Testpflicht bei Friseuren: „Die Betriebe melden bis zu 50 Prozent Umsatzrückgang“

Friseursalons dürfen weiter geöffnet bleiben – auch unter der neuen Bundesnotbremse. Allerdings müssen Kunden einen aktuellen Corona-Negativtest vorlegen sowie FFP2-Maske tragen. Wir haben Friseure gefragt, was das nun bedeutet.

Testpflicht bei Friseuren: „Die Betriebe melden bis zu 50 Prozent Umsatzrückgang“

Bis Freitag konnten Kunden des Friseursalons „Schnittstelle“ in Bretzenheim vor ihrem Termin einen Selbsttest durchführen. Neben dem Eingang im Hinterhof hatte Inhaber Marc-Andree Neher ein paar Stühle als „Teststation“ umfunktioniert. Mit der neuen Corona-Notbremse ist dies nun nicht mehr möglich. Erlaubt sind nun ausschließlich aktuelle Schnelltests, die zum Beispiel in der Arztpraxis oder Apotheke von geschultem Personal vorgenommen werden. Das Ergebnis darf nicht älter als 24 Stunden sein und muss schriftlich bestätigt werden. „Ohne einen aktuellen Test und FFP2-Maske dürfen wir niemanden bedienen“, so Neher. Nun befürchtet er, dass zahlreiche Kunden ihre Termine absagen werden. „Viele werden auch nicht wissen, dass Selbsttests nicht mehr erlaubt sind. Die werde ich nun nicht mehr alle erreichen, um das zu kommunizieren, und sie bei ihrem Termin wegschicken müssen.“

„Um etwa 20 Prozent ist unser Umsatz schon diese Woche zurückgegangen.“ - Marc-Andree Neher, Schnittstelle

Die Testpflicht bei Friseurterminen gilt schon seit Montag, mit dem neuen bundesweiten Gesetzentwurf tritt sie automatisch bei einer Inzidenz ab 100 in Kraft – so können Friseursalons weiter geöffnet bleiben. Die Testmaßnahmen findet Neher prinzipiell sinnvoll, da sie mehr Sicherheit bieten. Die Kehrseite sind die Terminabsagen. „Um etwa 20 Prozent ist unser Umsatz diese Woche bereits zurückgegangen“, so Neher. Auch Timo Baumgärtner von „Anne & Timo Friseure“ in der Altstadt musste schon diese Woche immer wieder Kundinnen wegschicken, da sie von der Testpflicht nichts wussten. „Ungefähr 20 Termine sind diese Woche schon weggefallen, weil die Leute abgesagt haben oder keinen gültigen Test vorweisen konnten“, berichtet er.

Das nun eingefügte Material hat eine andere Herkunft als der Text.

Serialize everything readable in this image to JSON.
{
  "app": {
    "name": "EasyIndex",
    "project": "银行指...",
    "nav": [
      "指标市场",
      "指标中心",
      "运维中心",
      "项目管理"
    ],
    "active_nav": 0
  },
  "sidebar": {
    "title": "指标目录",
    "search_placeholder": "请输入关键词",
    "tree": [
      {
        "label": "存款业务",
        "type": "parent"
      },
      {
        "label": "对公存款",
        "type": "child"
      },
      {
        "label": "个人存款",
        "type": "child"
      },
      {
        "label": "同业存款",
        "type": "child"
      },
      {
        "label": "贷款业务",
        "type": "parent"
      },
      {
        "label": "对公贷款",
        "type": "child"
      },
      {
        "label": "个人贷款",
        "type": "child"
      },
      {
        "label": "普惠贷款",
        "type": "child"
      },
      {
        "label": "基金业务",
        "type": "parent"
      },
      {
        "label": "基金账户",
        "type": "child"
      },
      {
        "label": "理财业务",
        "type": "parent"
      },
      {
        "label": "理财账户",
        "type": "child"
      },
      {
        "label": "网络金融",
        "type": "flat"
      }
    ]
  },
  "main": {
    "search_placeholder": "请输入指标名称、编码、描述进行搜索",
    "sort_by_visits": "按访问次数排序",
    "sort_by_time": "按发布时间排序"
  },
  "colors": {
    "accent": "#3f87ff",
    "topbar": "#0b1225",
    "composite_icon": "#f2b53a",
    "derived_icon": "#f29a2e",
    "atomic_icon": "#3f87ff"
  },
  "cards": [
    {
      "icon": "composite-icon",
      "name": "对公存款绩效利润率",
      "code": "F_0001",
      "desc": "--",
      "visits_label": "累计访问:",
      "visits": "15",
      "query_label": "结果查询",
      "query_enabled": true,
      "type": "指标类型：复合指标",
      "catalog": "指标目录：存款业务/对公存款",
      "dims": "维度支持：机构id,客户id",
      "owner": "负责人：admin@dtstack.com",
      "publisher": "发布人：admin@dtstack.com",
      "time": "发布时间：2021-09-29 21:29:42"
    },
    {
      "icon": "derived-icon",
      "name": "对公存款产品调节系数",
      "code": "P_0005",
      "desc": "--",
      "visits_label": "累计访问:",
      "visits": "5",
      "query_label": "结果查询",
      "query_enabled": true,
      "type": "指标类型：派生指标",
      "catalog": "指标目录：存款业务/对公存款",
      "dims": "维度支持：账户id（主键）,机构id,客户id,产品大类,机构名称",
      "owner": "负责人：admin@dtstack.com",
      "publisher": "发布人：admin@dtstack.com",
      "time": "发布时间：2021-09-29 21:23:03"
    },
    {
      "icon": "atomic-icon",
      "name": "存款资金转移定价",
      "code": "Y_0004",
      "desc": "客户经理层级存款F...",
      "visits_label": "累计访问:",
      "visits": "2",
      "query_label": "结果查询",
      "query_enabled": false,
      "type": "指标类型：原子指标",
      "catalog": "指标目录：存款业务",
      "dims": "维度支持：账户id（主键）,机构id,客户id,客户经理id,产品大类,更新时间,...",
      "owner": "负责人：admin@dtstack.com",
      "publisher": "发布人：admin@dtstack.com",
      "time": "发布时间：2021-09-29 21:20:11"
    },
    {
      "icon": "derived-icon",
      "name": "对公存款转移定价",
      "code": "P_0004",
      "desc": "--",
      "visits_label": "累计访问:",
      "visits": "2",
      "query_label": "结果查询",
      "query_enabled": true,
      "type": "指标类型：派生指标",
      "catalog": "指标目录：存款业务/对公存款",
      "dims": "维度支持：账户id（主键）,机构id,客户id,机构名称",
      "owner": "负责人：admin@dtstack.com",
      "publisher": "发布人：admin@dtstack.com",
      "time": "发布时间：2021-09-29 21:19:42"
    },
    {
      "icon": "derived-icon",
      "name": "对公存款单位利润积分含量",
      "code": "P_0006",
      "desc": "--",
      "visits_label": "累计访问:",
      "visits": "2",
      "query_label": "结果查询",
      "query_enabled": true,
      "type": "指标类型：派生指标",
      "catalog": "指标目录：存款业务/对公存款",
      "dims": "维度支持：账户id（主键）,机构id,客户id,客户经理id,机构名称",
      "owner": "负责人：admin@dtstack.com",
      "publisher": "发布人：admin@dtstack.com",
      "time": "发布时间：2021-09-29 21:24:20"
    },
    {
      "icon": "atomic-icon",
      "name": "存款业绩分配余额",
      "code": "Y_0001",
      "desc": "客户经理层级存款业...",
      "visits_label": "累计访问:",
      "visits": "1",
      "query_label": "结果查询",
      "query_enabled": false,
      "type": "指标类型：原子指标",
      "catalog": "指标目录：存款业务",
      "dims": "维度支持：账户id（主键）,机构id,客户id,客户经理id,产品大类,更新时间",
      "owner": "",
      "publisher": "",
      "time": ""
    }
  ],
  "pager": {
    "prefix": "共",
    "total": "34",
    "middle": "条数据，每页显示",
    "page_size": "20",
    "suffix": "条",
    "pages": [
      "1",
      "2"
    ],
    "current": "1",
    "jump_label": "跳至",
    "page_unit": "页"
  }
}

„Viele Kunden und Betriebe sind verunsichert“

Der Landesverband Friseure & Kosmetik Rheinland meldet sogar einen Umsatzrückgang von 30 bis 50 Prozent bei den Salons, bei denen bereits die Pflicht zum Testen bestand. „Viele Kunden und Betriebe sind verunsichert, was aktuell gilt“, so Geschäftsführer Dirk Kleis. „Viele Mitarbeiter müssen wieder in Kurzarbeit.“ Marc-Andree Neher muss aktuell niemanden seiner Angestellten zur Kurzarbeit anmelden, seine Rücklagen sind wegen der Schließungen dennoch aufgebraucht. Erst kurz vor Beginn der Pandemie war er in größere Räumlichkeiten umgezogen, hat in neue Einrichtungen und den Umbau investiert.

Neben der Pflicht zum Testen und zum Tragen der FFP2-Masken müssen die Friseure weiterhin Hygienemaßnahmen einhalten und die Kontaktdaten der Kunden erfassen. Außerdem müssen sie ihren Mitarbeitenden regelmäßig Tests anbieten, die dann aber freiwillig sind.

Eine Dokumentationspflicht zu den Testergebnissen haben Friseure übrigens auch nicht - was sehr merkwürdig ist, wie sowohl Marc-Andree Neher als auch Timo Baumgärtner finden. Denn eine Kontrolle darüber, ob die Tests tatsächlich durchgeführt werden, ist damit, abgesehen von Stichproben, kaum möglich.